Rockwell, who described the structure as a 40 by 60 pole building, said he had removed some tools from the structure Monday.
He thinks the damages were caused by a tornado. Some other reliable persons think they saw a funnel cloud during the problems Sunday evening, according to Village Administrator Roger Deal.
"It was like a tornado jumping up and down," said Rockwell, who added there was not even a broken window at his parents' house about 100 yards away from his property. However, just beyond his parents' home, a barn used by the Olney Friends School sustained damages. Rockwell estimated it is about a quarter of a mile down the road from his property.

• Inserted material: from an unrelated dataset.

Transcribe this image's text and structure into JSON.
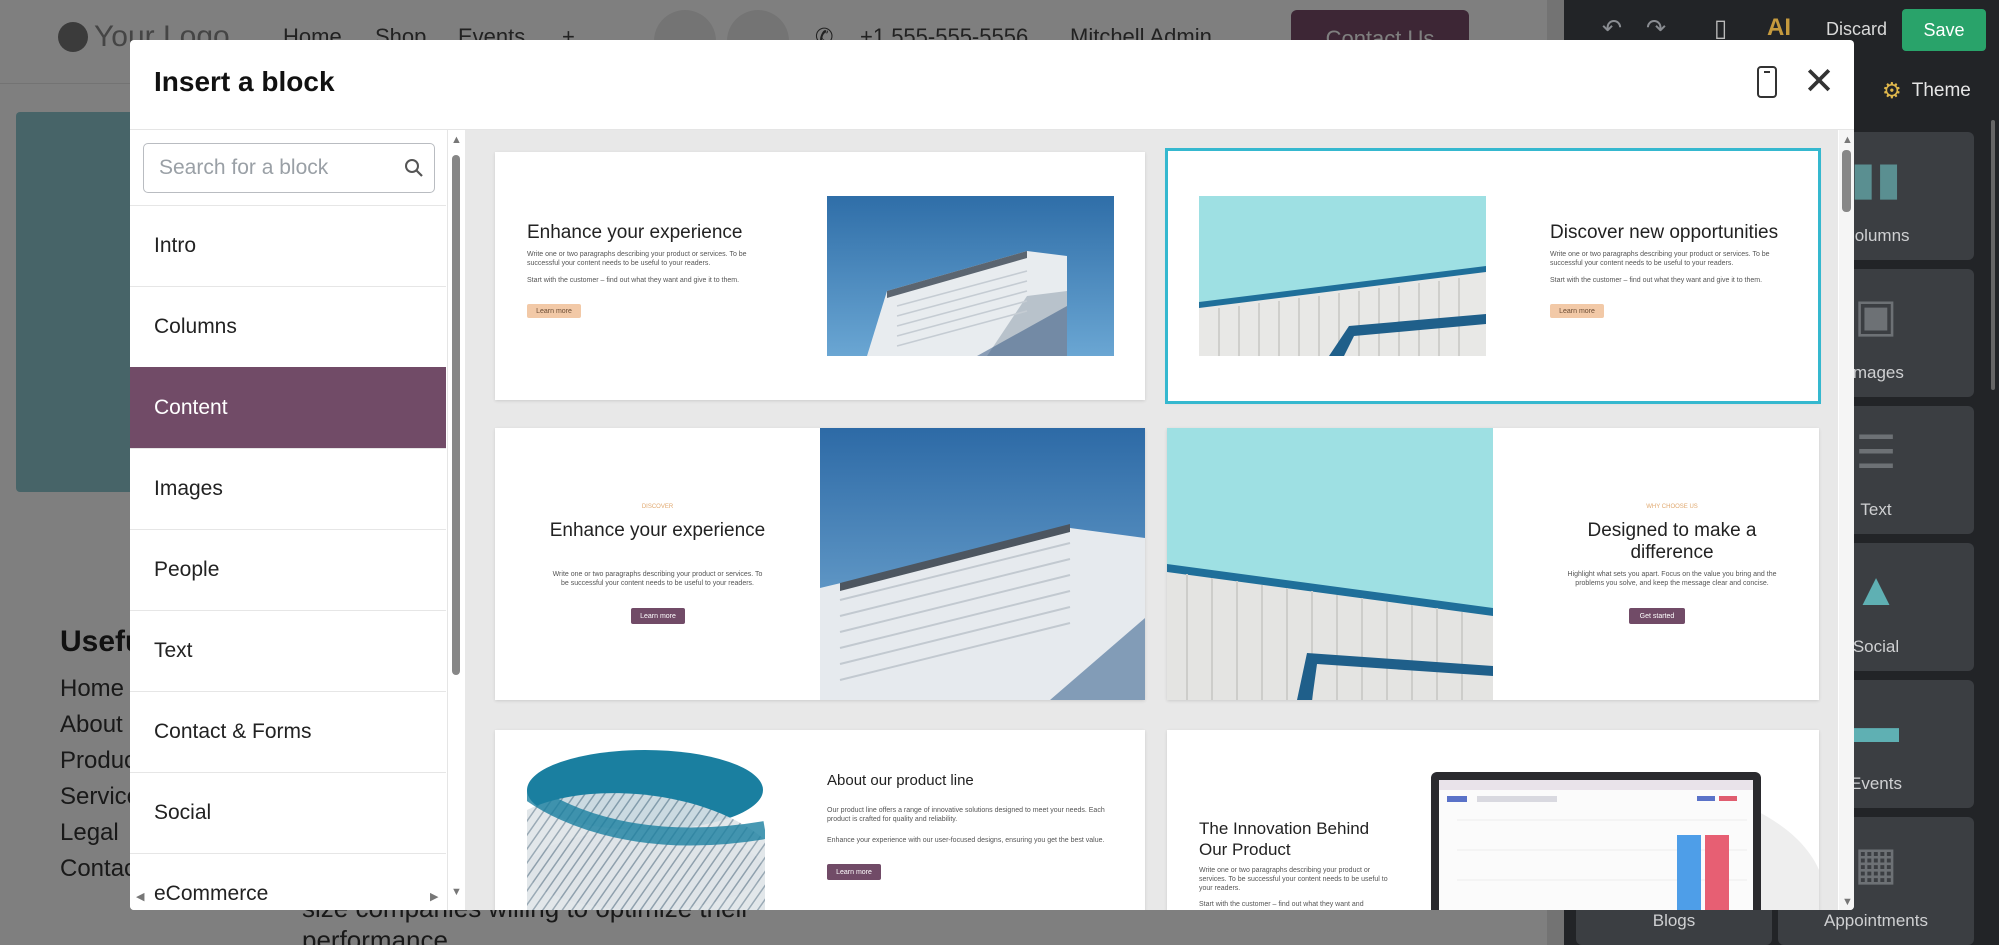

Deal said the winds carried tresses from Rockwell's building and littered them along Sandy Ridge Road toward Pigeon Point.

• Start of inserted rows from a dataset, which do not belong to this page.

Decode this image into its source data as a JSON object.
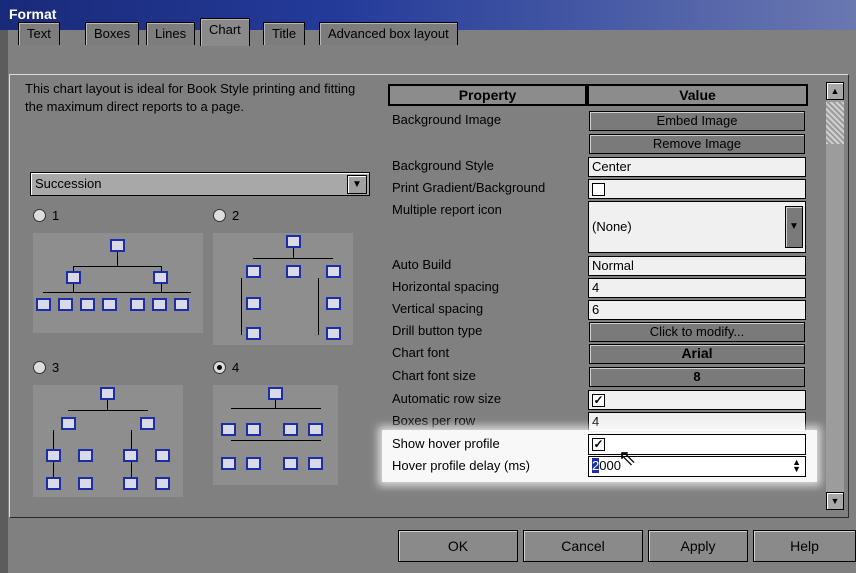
{
  "window": {
    "title": "Format"
  },
  "tabs": [
    "Text",
    "Boxes",
    "Lines",
    "Chart",
    "Title",
    "Advanced box layout"
  ],
  "active_tab": "Chart",
  "description": "This chart layout is ideal for Book Style printing and fitting the maximum direct reports to a page.",
  "layout_select": {
    "value": "Succession"
  },
  "layout_options": [
    {
      "label": "1",
      "selected": false
    },
    {
      "label": "2",
      "selected": false
    },
    {
      "label": "3",
      "selected": false
    },
    {
      "label": "4",
      "selected": true
    }
  ],
  "grid": {
    "headers": {
      "property": "Property",
      "value": "Value"
    },
    "rows": {
      "background_image": {
        "label": "Background Image",
        "embed": "Embed Image",
        "remove": "Remove Image"
      },
      "background_style": {
        "label": "Background Style",
        "value": "Center"
      },
      "print_gradient": {
        "label": "Print Gradient/Background",
        "checked": false
      },
      "multiple_report_icon": {
        "label": "Multiple report icon",
        "value": "(None)"
      },
      "auto_build": {
        "label": "Auto Build",
        "value": "Normal"
      },
      "horizontal_spacing": {
        "label": "Horizontal spacing",
        "value": "4"
      },
      "vertical_spacing": {
        "label": "Vertical spacing",
        "value": "6"
      },
      "drill_button_type": {
        "label": "Drill button type",
        "value": "Click to modify..."
      },
      "chart_font": {
        "label": "Chart font",
        "value": "Arial"
      },
      "chart_font_size": {
        "label": "Chart font size",
        "value": "8"
      },
      "automatic_row_size": {
        "label": "Automatic row size",
        "checked": true
      },
      "boxes_per_row": {
        "label": "Boxes per row",
        "value": "4"
      },
      "show_hover_profile": {
        "label": "Show hover profile",
        "checked": true
      },
      "hover_profile_delay": {
        "label": "Hover profile delay (ms)",
        "value_cursor": "2",
        "value_rest": "000"
      }
    }
  },
  "buttons": {
    "ok": "OK",
    "cancel": "Cancel",
    "apply": "Apply",
    "help": "Help"
  },
  "colors": {
    "title_bar": "#1a2a7a",
    "box_border": "#1b2ea8",
    "highlight": "#ffffff"
  }
}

About half of one side of the roof is gone from a barn used by the Olney Friends School near Rockwell's property, and some of the rafters are gone. The whole building was moved on its foundation about 3 inches. The barn used for the storage of hay and equipment is on 300 acres leased by the school and controlled by the Ohio Yearly Meeting, according to Charles Szumilas, head of the Olney Friends School.
School officials don't know if the barn will be usable and are waiting for an insurance adjuster to check it over.

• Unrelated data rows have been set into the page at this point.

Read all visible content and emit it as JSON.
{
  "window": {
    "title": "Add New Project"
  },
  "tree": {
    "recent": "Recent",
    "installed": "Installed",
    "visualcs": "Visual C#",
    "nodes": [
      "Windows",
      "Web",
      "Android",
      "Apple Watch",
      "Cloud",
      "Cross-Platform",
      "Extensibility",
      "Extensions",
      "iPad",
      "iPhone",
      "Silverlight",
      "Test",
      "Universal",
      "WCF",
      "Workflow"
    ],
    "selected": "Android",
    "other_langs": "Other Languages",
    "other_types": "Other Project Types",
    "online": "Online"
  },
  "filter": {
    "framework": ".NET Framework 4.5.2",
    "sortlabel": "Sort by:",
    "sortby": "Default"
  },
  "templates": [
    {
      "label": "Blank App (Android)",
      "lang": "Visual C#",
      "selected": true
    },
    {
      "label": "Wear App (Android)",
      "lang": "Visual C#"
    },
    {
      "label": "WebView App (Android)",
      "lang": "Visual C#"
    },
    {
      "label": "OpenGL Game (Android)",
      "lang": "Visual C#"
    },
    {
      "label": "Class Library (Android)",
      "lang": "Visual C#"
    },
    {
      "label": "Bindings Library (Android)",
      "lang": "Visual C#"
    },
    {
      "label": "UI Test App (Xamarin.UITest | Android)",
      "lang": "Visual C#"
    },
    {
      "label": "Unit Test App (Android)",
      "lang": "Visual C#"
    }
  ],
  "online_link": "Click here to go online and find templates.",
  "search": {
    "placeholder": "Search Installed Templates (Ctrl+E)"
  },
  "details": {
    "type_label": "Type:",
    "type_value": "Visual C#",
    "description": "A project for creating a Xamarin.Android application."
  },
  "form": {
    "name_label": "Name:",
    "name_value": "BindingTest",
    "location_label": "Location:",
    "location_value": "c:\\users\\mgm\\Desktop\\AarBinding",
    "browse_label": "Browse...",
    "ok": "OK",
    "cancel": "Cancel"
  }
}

"It's an old barn," said Szumilas. "I'm not sure what the insurance settlement will be."
The head of school added that he had walked through the barn, and it's not a safe structure to be in.
Szumilas lives about a quarter of a mile away from the barn, and he said that on Sunday, there was a "serious burst of fierce wind blowing the trees every which way."
He went on to say that an eyewitness told Rockwell about a "funnel cloud hopping from hilltop to hilltop." Mentioning the down-swirling winds, Szumilas said they appeared to have bounced and "seemed to land over near our barn."
The barn is on the former L.J. Taber farm, and Taber, now deceased, had been a partner with the late Ray Palmer at the Barnesville Enterprise. Taber also served as master of the National Grange for many years.
Rockwell is not alone in noting how the winds damaged properties only in certain areas. Village Administrator Deal pointed out it seemed as though the winds hit selected spots.
Among the places where damages occurred in Barnesville were on Sleepy Hollow Drive and on Park, Laws, Walnut and North Arch streets as well as North Broadway and at the former Baltimore & Ohio Depot. A large catalpa tree, the last of three near the historic depot, was downed by the winds. Deal said two other catalpa trees had been blown down at the depot in previous storms.
No confirmed reports of tornadoes occurring Sunday in Belmont County have been received, according to Becky Horne, executive administrative assistant at Belmont County's Disaster Services Emergency Operations Center. Belmont County is in the area covered by the Pittsburgh Office of the National Weather Service.
The NWS in Cleveland confirmed Monday that a Sunday storm in Girard in Trumbull County had been classified as a F-o tornado on the Fujita Scale, the weakest of the scale, and an NWS survey team said the circular patterns in the lying debris were the result of a tornado.